Raisins
On s’était donc fait une joie d’aller apprécier du bon vin au son de diverses écoles de musique électronique, posés relax sur des plaids dans l’herbe grasse. Mais on ne va pas y aller par trente-six chemins : le festival a dû voir une trentaine de spectateurs fouler son sol argilo-calcaire, dont peut-être une vingtaine d’entrées payantes maximum. Coup dur pour l’organisateur, qui a sans doute bien trinqué, comme on dit dans le business de la bouteille.
Ambiance de lose intégrale ? Pas tant que ça, en vérité. L’ambiance était à la gentillesse et on avait en quelque sorte l’impression de faire partie d’une élite privilégiée. Premier coup de chapeau au cadre, exceptionnel. Un parc arboré et de la bonne grosse pierre élevée par un compagnon d’armes de Jeanne d’Arc. Le Château Carignan est un vrai château, pas juste un nom de grosse bicoque bon à imprimer sur une étiquette.
Deuxième coup de chapeau à la production locale. Car on a quand même goûté du bon vin, mine de rien. Le Château Carignan a réussi un beau coup marketing il y a quelques années en commercialisant L’Orangerie, un Premières Côtes de Bordeaux que l’on retrouve au buffet de tous les vernissages dans le coin. Ça change de la bière merdique des festivals.
Orange
Du côté du verre vide et sans avoir l’esprit chagrin, on peut regretter une promo beaucoup trop légère, dans une aire géographique où le public est hyper sollicité et plutôt difficile. La veille, le Late Summer Festival de l’asso Bordeaux Rock enregistrait un des plus beaux fiascos de l’histoire du rock local en réunissant péniblement 600 spectateurs autour des Buzzcocks, Frustration, Arnaud Rebotini et Kid Bombardos.
Quand au ticket d’entrée à 20 €, pas évident de faire cracher le bifton sans tête d’affiche radicale. Certes, Silver Apples a le statut de groupe « culte » chez plus d’un connaisseur, mais l’I.Boat l’avait déjà programmé six mois auparavant, dans le quartier portuaire de Bordeaux, pour une fréquentation d’environ soixante spectateurs.
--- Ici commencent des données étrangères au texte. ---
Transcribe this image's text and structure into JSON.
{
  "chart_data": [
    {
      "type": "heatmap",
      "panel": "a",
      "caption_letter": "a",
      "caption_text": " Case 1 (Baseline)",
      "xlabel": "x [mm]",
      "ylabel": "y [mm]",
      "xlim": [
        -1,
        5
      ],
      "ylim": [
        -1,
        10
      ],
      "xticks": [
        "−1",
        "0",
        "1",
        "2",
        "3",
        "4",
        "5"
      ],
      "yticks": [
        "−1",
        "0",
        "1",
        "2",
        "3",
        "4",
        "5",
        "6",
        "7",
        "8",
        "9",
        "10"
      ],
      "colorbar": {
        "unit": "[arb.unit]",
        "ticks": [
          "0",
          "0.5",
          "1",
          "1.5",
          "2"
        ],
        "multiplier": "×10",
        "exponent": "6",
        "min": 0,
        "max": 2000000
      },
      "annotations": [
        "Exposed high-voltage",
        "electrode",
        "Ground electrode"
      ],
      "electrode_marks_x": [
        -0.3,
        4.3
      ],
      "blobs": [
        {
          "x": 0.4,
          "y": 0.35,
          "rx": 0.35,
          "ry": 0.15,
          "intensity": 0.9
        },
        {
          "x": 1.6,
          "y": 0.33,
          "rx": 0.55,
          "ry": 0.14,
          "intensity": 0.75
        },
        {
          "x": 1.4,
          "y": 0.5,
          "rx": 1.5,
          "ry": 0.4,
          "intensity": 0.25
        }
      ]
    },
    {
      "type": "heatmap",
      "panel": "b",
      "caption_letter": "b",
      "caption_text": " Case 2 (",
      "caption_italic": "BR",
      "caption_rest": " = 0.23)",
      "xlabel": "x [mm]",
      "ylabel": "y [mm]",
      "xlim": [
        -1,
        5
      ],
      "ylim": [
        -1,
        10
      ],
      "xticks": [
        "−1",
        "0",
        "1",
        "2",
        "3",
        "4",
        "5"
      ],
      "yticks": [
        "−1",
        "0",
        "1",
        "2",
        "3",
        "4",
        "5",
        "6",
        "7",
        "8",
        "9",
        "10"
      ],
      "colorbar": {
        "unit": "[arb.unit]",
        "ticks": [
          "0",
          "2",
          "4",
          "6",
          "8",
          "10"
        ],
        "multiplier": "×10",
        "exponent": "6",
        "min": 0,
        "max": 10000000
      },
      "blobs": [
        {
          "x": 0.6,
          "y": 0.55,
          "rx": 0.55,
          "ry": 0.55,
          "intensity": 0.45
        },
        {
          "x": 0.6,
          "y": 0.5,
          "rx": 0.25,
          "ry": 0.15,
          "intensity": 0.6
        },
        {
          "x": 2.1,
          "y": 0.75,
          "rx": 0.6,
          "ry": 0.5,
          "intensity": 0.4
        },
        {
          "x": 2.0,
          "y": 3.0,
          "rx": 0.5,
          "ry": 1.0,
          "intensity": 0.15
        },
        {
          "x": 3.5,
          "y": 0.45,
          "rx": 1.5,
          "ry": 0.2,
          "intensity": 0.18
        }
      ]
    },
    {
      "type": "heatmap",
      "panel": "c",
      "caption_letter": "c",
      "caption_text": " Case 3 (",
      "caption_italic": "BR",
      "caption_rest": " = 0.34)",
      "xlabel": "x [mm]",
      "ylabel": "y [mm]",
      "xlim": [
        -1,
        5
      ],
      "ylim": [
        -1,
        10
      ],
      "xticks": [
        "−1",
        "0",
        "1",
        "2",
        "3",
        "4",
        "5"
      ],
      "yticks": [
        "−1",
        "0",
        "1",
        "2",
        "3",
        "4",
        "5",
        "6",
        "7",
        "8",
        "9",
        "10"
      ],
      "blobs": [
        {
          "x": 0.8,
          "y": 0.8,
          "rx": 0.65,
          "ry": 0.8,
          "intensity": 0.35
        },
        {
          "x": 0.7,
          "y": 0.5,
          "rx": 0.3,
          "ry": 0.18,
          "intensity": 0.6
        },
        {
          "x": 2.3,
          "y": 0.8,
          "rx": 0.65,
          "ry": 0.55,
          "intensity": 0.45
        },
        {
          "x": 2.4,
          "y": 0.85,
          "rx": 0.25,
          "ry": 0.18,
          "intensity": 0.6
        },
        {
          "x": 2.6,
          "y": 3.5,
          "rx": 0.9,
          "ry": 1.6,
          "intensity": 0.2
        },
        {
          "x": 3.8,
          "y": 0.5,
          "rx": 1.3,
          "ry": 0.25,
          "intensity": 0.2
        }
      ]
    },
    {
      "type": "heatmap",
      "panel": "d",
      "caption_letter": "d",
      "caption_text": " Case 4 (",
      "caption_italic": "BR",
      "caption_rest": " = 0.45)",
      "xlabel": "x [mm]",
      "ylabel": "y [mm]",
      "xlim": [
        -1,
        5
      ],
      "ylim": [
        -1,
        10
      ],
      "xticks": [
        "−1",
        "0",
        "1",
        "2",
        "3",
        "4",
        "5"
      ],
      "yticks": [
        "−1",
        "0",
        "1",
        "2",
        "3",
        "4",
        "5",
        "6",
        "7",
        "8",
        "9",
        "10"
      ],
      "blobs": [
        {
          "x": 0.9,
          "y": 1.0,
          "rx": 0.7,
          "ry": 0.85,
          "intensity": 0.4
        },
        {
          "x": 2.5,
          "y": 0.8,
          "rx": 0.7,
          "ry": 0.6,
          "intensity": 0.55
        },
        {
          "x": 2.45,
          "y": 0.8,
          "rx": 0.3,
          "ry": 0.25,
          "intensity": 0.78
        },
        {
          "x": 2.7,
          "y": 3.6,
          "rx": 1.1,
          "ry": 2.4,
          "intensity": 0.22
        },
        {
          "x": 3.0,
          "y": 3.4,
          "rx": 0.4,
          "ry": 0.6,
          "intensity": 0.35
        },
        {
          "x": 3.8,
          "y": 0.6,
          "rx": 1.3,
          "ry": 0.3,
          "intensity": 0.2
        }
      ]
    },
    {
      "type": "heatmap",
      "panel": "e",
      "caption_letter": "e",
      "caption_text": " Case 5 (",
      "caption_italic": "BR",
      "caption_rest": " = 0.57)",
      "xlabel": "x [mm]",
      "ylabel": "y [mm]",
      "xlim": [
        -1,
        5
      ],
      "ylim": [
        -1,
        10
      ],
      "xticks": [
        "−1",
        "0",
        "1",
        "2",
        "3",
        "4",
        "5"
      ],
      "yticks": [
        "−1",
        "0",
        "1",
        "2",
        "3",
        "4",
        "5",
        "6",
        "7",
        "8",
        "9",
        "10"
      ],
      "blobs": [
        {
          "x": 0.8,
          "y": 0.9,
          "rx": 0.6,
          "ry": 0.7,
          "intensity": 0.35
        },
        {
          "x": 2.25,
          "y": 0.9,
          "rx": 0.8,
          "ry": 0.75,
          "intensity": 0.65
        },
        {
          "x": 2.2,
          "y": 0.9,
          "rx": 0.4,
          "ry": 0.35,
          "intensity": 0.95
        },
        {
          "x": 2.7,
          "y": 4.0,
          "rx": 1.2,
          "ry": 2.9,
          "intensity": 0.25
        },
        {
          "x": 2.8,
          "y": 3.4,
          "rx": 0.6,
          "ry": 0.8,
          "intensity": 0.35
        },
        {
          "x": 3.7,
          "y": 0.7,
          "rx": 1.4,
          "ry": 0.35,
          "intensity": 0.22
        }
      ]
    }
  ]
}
Pour parfaire le contexte défavorable, Météo France balançait le jour même une « alerte orange », avec prévision de pluie battante et rafales de plus de 100 km/h, de quoi faire s’envoler loin dans les vignes la plume rouge du chapeau tyrolien de Simeon Coxe III.
Tout ça sur un site privé d’accès en transports en commun.
Nous étions donc dimanche, et l’ambiance était plus proche de la garden party d’un mariage intimiste que d’un véritable festival. Il s’est donc agi d’une expérience dont il faudra avant tout retenir le potentiel.
Pommes
À l’heure des live, vous avez compris que nous étions donc très peu à avoir les lettres « KLUSTER » tamponnées sur le poignet (yep, un tampon vintage qui servait à marquer les courriers et les pochettes de disques du groupe allemand). Dans ces conditions, on imagine sans peine les moments de solitude qu’ont du traverser les artistes invités en première partie. On a déjà vu des balances qui avaient largement plus de spectateurs.
Quand vint enfin l’heure de Silver Apples, c’est un Simeon détendu qui prit possession de son empilage d’instruments électroniques aux câblages cauchemardesques. Qu’on le considère comme un pionnier génial ou qu’on le prenne juste pour un mec un peu azimuté qui aimait faire danser les filles à la fin des années soixante, le monsieur impose le respect. Car il s’agit bien évidemment d’un vénérable monsieur à présent, à cet âge où on ne sait plus si l’appareillage qui occupe le pavillon de son oreille est un ear monitor ou un sonotone.
Silver Apples, désormais l’aventure d’un homme seul qui hier préfigura la musique de demain, fait tourner telles ses boucles rythmiques oscillantes l’éternel retour de sa jeunesse psychédélique. C’est sur cette incarnation de la modernité en tweed que l’été s’acheva pour nous, sur la note rassurante que 30 personnes suffisent à reproduire avec exactitude le microcosme de tout festival, avec le mec déchiré qui branche ta femme, la fille qui essaie de voir les SMS reçus sur son écran malgré les lunettes de soleil qu’elle porte à 23 h passées et l’étudiant Erasmus en perdition que tu reconduis au centre-ville et qui vomit dans ta voiture. Le dur apprentissage de la vie de château.